An American nurse who left Gaza last week has described the horrors she witnessed in the besieged enclave under Israeli bombardment after returning to safety in the United States.
Speaking to CNN’s Anderson Cooper, Emily Callahan, a manager with aid group Doctors Without Borders (MSF), said her team saw “children with just massive burns down their faces, down their necks, all over their limbs.”
“Because the hospitals are so overwhelmed, they are being discharged immediately after,” she said, adding that children were then sent to refugee camps with no access to running water.
“They are given two hours of water every 12 hours,” she said, adding “there were only four toilets” at the UNRWA-run Khan Younis Training Centre in southern Gaza.
The facility is hosting more than 22,000 internally displaced people and the space per person is less than 2 square meters (about 21 square feet), according to the UN relief agency.
Callahan said there were children with “fresh open burns and wounds and partial amputations that are just walking around [in] these conditions.”

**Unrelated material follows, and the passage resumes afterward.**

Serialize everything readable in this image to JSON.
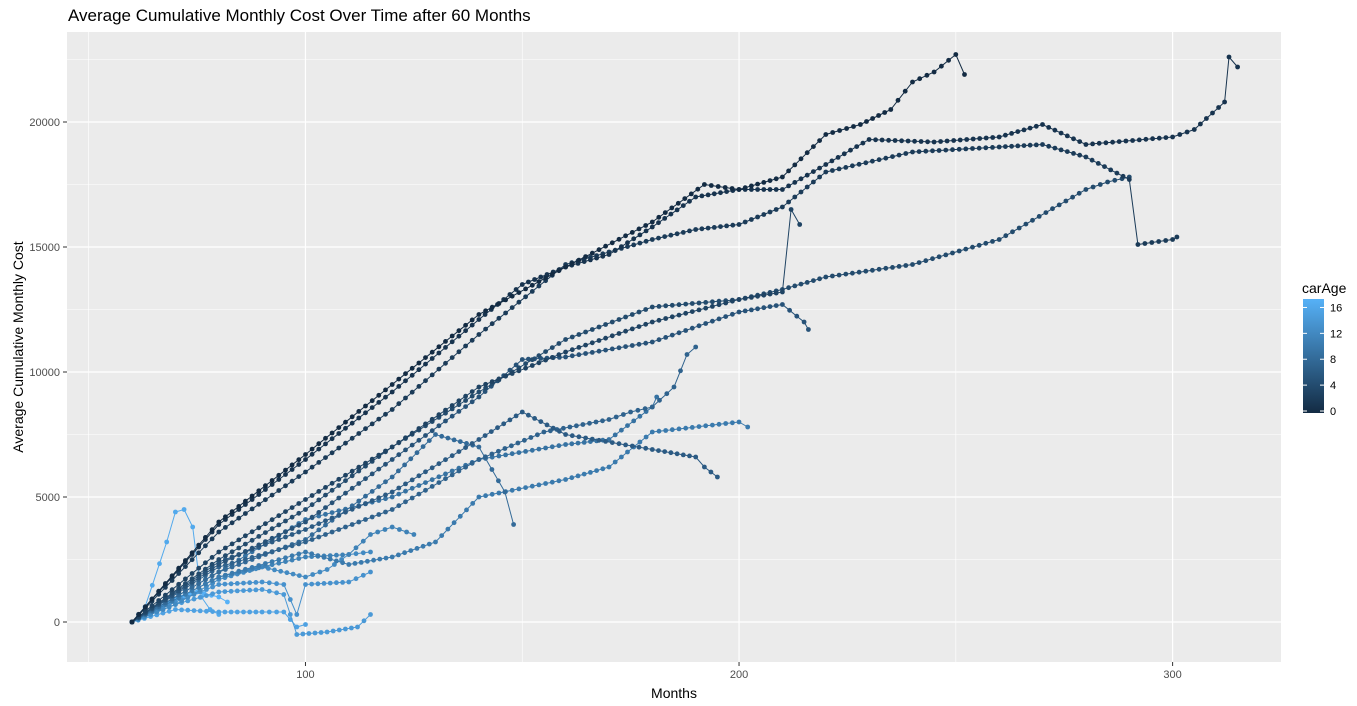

“Parents are bringing their children to us going, ‘please can you help? please can you help?’ and we have no supplies,” she said.
At least 70% of Gaza’s more than 2 million people are now displaced, with most living in appalling conditions at UN shelters, according to UNRWA.
In a statement Monday, the agency described the conditions in the overcrowded UNRWA installations, which are sheltering 717,000 internally displaced Gazans. It said the situation at the shelters is “inhumane” and deteriorating and warned of a risk of a public health crisis due to the damage to the water and sanitation infrastructure.
Callahan said she and her team had to “call in favors and call their friends” for food and water and believed they were also at risk of starvation.
“When I say we would have starved to death without them, I am not exaggerating,” she said.
“And in the moments of absolute desperation of civilians, they were steadfast and calm and just talked to them and said these people are also in the same boat that you are, they have no supplies, they also have no food and water, they are also sleeping outside on the concrete.”